Panufnik composed his Concerto for Violin and Strings in 1971 at the request of Yehudi Menuhin, who introduced the work and later recorded it (EMI EMD-5525). In truth, that performance was pretty unpleasant, and is duly overshadowed by this smooth, refined, and accurate new rendition featuring the Polish violinist Krzysztof Smietana. The concerto is unusual in both style and form—primarily lyrical in character, with the violin almost constantly in the forefront. The second movement is quite beautiful, though the composer’s arbitrary intervallic fetishes make the outer movements sound a little silly at times.
Arbor Cosmica is one of Panufnik’s most highly praised recent works. Composed in 1983 for twelve string instruments, it consists of twelve sections, or “Evocations,” and lasts more than a half hour. The entire work is derived from a single three-note chord, according to an elaborate construct developed analogically to the structure of a tree. Arbor Cosmica is a major work, in many ways a summation of Panufnik’s evolution since the late 1960s. Its harmonic language is much broader and more varied than that found in the works of the 1950s and early 60s, yet traces of vintage Panufnik appear frequently. Each “Evocation” exhibits a particular pattern of gestures, or motion-states, that remains static in character throughout, despite pitch lines that ascend and descend. Thus, the effect is of a succession of these static motion-states, without any sense of dramatic progression from one to the next. The work maintains interest primarily through its richly varied and imaginative string writing. The performance, featuring the New York Chamber Symphony under the composer’s direction, is superb.

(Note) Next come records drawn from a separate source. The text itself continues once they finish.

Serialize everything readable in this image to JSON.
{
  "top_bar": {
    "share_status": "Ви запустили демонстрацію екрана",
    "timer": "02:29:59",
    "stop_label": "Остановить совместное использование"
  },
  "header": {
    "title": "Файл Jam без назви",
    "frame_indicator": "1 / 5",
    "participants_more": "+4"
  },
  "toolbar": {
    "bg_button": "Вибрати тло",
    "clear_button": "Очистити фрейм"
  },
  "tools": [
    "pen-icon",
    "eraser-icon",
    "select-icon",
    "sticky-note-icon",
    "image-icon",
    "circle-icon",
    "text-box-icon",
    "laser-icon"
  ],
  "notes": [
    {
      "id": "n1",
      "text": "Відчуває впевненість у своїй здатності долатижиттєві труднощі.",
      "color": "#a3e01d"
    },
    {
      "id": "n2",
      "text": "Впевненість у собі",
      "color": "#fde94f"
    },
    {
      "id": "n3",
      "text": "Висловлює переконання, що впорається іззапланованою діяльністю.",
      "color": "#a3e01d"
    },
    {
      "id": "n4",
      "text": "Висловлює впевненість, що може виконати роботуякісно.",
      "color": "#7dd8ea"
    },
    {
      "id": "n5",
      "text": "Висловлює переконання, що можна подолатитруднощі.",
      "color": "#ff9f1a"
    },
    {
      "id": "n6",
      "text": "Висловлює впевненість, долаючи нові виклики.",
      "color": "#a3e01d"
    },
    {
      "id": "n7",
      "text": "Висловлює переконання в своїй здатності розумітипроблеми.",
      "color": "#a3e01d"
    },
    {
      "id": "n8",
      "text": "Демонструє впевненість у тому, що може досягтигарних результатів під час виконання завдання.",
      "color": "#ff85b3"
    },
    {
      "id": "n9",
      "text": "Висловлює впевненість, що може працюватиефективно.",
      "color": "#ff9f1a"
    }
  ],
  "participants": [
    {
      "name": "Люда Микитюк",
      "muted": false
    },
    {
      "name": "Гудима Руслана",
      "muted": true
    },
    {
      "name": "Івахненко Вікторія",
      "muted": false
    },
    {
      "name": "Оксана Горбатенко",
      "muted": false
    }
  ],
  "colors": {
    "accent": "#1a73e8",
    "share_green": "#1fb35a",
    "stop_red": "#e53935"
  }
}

The most recent work offered here is the 1985 Bassoon Concerto, dedicated to Father Jerzy Popieluszko, who was tortured to death in 1984 by the Polish secret police. Its five movements are structured rather like an operatic scene, with a Prologue, two Recitatives, an extraordinarily beautiful Aria half the length of the entire work, and a concluding Epilogue. It is quite an unusual concerto, played expertly here by Robert Thompson, an American bassoonist who was instrumental in commissioning the piece and has performed it many times throughout the world.
I hope that I have not confused the reader by discussing these works in chronological order, rather than disc by disc. Admirers of Panufnik will find all three indispensable, as each is a meticulous production—beautifully recorded and eloquently annotated. The Horenstein performances on the Unicorn-Kanchana disc date from 1971 and are exceedingly fine. The Conifer disc was sponsored by Technics Hi-Fi, who deserve considerable praise for their substantial efforts.